Shout out to Crime Pays but Botany Doesn't :)
Yea he's awesome! We just launched another official course with him yesterday haha (https://miyagilabs.ai/course/taxonomy-and-plant-id)
This is so useful as so many of the best things to learn in the world aren't locked up in universities!
I hope you view a YouTube ad on that video every time the course is opened otherwise it’s a self defeating system.
How worried are you about platform risk?
I don’t think they’re attached to YouTube too rigidly. (Well, I hope at least.) In theory this should work with any platform that provides subtitles. But I think if YouTube falls, or blocks their API access, they would just start hosting the videos themselves.
How censored is the "AI Tutor"? can a parent leave their child with it unsupervised?
It's currently run on gpt-4o with some prompting guardrails, but I wouldn't trust it completely for younger (elementary school age) children.
Most of our courses are built for a slightly older age range, but we'd consider rolling out more beginner courses that are geared towards younger children and have more safety tests. If you have any thoughts let us know!
Does the list of resources simply need to be a list of links to video objects?
They can be links or actual files such as mp4 videos.
Great idea! Automated quiz generation seems like a nice use case for LLMs.
it's a natural extension after you use the LLM to generate the content. We do these in our content creation - and I assume learners use an LLM to answer them :)
this is super interesting would love to give it a try!
The tech looks cool.
But it does seem that your platform ingests video content without the permission of the person who creates these videos? The value of your platform is driven by the people creating the videos. You say that you do revenue sharing, and that you have done 5 partnerships. But you have 400 courses, so what about the other 395?
Putting it as kindly as I can: this is ethically fraught. Really, did nobody in the room point this out? You do not come off looking like a partner here.

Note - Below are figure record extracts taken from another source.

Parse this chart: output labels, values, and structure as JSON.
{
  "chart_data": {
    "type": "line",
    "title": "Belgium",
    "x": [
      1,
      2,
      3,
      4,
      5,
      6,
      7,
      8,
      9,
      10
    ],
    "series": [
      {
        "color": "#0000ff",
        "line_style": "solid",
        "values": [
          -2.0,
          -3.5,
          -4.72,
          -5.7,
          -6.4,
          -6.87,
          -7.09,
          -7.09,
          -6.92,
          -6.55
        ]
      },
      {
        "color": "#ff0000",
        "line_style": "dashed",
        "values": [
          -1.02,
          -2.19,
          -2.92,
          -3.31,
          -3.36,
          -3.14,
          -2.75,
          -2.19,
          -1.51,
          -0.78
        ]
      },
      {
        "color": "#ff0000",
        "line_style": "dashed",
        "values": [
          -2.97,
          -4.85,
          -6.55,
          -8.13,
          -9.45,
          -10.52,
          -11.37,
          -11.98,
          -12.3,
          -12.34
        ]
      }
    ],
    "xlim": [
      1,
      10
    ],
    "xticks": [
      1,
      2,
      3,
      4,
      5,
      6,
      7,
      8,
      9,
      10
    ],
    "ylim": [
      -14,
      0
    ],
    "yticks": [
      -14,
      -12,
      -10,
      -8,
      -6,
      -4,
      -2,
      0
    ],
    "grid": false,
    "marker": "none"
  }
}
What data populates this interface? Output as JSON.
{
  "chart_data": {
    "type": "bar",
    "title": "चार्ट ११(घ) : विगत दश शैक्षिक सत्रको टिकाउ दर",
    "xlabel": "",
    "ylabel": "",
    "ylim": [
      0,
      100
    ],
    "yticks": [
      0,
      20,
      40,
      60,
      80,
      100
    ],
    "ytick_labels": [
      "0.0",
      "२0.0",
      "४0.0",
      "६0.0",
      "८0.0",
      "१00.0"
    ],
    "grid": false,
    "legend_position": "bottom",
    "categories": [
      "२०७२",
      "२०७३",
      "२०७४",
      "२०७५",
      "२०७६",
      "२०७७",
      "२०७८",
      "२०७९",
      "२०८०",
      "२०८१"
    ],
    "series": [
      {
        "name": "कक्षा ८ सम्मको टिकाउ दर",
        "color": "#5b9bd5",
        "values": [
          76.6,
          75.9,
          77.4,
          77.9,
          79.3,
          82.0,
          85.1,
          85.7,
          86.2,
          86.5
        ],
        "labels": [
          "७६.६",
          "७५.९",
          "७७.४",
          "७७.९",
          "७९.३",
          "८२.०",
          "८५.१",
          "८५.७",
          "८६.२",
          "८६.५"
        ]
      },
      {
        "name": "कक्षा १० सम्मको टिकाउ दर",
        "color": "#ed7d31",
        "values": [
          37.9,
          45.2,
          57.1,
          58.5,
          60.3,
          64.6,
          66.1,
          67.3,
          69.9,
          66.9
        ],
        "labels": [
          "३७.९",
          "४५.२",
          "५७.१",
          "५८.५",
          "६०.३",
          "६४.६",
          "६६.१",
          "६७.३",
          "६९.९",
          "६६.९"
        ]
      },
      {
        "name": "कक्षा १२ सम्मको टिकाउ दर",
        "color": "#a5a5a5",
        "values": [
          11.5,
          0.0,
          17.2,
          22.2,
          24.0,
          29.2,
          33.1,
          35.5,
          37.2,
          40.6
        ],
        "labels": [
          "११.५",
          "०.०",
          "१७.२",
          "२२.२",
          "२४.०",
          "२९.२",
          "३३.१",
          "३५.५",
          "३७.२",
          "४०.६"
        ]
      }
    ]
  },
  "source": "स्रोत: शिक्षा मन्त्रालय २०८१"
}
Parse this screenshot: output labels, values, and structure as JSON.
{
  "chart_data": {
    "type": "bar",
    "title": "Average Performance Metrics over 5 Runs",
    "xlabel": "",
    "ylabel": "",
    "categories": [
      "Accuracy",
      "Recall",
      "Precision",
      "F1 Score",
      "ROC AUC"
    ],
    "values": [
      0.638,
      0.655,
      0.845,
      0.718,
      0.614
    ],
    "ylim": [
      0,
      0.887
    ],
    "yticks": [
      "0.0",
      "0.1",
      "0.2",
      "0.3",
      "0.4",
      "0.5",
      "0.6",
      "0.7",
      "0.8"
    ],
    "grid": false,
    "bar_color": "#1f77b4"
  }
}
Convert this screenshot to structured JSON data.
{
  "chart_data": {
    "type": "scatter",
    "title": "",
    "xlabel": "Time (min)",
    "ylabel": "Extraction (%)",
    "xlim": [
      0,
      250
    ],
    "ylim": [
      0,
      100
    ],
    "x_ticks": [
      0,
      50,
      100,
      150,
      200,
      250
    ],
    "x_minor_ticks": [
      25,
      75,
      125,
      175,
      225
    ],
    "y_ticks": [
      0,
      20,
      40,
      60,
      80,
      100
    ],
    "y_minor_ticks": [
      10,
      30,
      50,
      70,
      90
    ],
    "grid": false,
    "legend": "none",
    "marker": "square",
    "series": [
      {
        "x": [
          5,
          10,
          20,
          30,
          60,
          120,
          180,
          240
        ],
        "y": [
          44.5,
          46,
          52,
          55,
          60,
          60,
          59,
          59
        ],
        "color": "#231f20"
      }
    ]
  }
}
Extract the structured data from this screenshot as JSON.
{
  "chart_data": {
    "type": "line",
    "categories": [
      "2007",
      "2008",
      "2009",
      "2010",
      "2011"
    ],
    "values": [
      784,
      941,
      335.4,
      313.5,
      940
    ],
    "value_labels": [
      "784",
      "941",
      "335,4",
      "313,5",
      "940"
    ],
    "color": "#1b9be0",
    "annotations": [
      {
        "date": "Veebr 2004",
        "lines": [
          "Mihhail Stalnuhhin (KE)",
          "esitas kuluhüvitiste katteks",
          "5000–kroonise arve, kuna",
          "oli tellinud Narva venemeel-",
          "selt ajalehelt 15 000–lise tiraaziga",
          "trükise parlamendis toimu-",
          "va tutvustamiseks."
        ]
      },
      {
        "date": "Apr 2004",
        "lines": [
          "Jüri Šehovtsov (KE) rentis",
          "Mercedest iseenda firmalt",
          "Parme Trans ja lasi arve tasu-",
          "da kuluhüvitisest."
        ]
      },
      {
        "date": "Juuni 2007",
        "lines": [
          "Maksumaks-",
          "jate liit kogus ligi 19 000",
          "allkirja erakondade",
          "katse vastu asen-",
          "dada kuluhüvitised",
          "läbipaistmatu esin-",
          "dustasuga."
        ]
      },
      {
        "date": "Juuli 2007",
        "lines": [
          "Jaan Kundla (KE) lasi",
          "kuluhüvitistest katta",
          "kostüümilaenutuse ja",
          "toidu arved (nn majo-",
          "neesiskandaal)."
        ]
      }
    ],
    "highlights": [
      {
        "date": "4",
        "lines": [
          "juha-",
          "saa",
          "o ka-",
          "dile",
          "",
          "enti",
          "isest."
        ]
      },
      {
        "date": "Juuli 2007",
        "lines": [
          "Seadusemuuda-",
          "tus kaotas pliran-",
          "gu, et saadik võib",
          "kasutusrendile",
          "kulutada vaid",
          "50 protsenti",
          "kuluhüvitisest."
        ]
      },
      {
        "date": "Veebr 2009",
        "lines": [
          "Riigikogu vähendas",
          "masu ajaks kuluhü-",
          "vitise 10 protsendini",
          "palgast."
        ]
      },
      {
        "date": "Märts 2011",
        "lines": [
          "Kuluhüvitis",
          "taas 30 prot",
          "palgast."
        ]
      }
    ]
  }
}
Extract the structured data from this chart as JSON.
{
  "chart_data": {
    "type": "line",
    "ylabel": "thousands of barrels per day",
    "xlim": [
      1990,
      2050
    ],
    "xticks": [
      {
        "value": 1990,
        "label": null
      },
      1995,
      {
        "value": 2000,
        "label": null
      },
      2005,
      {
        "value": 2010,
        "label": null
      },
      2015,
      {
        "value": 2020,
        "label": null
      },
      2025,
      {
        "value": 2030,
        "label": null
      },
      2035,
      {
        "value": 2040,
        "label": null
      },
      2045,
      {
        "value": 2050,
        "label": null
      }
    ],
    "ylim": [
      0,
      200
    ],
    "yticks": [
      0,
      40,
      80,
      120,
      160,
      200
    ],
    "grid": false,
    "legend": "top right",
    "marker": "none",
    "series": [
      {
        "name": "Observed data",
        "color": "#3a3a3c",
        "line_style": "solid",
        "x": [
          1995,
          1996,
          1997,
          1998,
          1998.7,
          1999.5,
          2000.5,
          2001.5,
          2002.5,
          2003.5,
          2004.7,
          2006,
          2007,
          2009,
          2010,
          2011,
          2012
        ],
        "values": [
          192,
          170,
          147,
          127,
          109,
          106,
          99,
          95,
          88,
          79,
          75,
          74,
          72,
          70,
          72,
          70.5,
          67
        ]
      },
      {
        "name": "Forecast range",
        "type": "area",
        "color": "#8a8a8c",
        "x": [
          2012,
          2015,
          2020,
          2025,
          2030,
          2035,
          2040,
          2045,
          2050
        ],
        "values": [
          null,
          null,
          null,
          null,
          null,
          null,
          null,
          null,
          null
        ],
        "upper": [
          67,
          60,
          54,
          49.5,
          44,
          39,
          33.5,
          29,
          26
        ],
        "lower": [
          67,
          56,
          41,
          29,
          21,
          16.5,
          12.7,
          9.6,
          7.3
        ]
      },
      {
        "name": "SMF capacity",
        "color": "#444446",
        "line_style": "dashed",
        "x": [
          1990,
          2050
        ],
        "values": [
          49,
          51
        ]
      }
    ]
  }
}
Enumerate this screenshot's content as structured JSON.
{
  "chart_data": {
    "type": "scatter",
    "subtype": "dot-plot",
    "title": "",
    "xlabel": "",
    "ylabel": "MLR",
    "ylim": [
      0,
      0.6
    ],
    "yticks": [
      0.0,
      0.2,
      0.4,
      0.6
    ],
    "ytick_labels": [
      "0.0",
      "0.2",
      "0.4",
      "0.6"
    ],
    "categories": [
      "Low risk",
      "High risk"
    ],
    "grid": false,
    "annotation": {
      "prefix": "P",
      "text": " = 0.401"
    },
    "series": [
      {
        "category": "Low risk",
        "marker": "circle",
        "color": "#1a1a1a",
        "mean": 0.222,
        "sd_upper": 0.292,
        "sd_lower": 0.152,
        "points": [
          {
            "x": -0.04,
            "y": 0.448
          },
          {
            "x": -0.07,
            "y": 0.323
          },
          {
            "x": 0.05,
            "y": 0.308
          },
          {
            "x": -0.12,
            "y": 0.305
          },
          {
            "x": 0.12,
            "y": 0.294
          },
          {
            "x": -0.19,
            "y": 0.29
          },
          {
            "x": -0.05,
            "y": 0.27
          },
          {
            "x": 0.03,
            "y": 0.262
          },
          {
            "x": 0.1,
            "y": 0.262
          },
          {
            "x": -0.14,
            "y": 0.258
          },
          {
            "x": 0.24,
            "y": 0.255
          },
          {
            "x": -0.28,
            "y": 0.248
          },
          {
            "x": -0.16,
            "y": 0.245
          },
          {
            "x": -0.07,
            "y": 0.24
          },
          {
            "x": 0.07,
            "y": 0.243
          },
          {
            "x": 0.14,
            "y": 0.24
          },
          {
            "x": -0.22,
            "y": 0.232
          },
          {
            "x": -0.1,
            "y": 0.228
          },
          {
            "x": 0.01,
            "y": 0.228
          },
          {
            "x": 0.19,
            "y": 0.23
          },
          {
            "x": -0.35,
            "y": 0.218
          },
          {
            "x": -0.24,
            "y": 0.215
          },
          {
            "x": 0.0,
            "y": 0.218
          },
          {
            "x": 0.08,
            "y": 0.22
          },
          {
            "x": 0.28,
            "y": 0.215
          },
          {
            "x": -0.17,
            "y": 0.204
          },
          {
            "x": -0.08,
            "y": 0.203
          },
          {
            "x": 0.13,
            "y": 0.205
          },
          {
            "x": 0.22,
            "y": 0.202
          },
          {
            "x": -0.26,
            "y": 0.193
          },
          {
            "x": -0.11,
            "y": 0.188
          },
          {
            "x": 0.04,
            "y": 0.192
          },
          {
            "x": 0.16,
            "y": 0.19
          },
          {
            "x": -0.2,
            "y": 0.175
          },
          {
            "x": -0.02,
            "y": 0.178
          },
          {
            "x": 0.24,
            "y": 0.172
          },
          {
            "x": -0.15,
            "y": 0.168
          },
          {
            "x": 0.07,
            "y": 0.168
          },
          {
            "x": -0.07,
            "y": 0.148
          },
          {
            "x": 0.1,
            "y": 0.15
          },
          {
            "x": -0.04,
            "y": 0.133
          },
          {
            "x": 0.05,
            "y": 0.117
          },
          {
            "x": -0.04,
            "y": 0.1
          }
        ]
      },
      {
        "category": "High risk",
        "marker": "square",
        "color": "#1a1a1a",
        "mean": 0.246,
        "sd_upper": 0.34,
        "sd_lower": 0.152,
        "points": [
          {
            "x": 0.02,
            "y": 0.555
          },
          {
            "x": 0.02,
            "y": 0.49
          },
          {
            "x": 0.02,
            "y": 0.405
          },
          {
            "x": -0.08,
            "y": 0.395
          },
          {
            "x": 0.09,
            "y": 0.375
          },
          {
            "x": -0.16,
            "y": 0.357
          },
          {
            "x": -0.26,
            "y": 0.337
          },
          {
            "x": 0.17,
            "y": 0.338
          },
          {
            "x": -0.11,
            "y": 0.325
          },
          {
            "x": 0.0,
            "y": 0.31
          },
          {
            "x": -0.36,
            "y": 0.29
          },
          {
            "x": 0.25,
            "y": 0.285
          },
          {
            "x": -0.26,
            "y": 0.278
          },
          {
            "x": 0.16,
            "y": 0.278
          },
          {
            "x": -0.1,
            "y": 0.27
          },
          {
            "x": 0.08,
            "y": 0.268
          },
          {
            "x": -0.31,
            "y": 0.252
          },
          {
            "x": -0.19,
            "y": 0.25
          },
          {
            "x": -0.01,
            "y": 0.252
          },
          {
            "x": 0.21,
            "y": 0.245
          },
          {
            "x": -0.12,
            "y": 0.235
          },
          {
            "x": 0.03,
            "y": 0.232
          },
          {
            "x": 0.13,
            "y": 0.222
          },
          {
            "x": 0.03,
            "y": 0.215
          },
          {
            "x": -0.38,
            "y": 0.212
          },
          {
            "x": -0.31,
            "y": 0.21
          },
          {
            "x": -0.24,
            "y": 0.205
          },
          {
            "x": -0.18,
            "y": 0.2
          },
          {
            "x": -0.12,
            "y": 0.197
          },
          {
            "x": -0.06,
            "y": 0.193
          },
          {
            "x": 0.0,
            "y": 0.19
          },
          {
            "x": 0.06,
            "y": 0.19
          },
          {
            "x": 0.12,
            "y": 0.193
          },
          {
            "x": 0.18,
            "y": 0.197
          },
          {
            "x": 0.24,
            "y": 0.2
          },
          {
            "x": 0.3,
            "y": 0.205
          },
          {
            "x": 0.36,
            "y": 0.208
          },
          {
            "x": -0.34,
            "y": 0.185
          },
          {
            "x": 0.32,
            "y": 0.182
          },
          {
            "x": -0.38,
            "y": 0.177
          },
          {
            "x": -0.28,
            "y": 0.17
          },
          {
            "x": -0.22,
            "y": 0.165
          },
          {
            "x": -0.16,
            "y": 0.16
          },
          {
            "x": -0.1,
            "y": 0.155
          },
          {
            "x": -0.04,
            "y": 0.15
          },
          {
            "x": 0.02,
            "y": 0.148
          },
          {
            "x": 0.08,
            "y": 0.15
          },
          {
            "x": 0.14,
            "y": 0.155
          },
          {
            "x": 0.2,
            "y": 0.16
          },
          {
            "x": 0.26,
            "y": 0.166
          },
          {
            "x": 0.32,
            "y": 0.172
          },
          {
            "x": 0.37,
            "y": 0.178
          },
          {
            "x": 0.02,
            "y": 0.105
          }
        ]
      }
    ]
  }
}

You need to make this opt-in, not opt-out, and specify revenue sharing terms up front. Those terms need to be generous. The people who produce video content are producing the majority of your product's value. Opt-out, of an ambiguous revenue sharing agreement, is not enough.
Miyagi is a pretty nice name to give!
Honestly, this is a great idea, but I’m curious to know how you’ll address the issue of content copyright?
Nice work! Really cool.
Congrats on launch
No python course?
Bro this is dope. I want to use neetcode 150 to practice/study interview problems
Great concept!
Good Stuff!
Nice App. Another similar one is You learn ai.
This is awesome! Congrats Tyrone & Guang!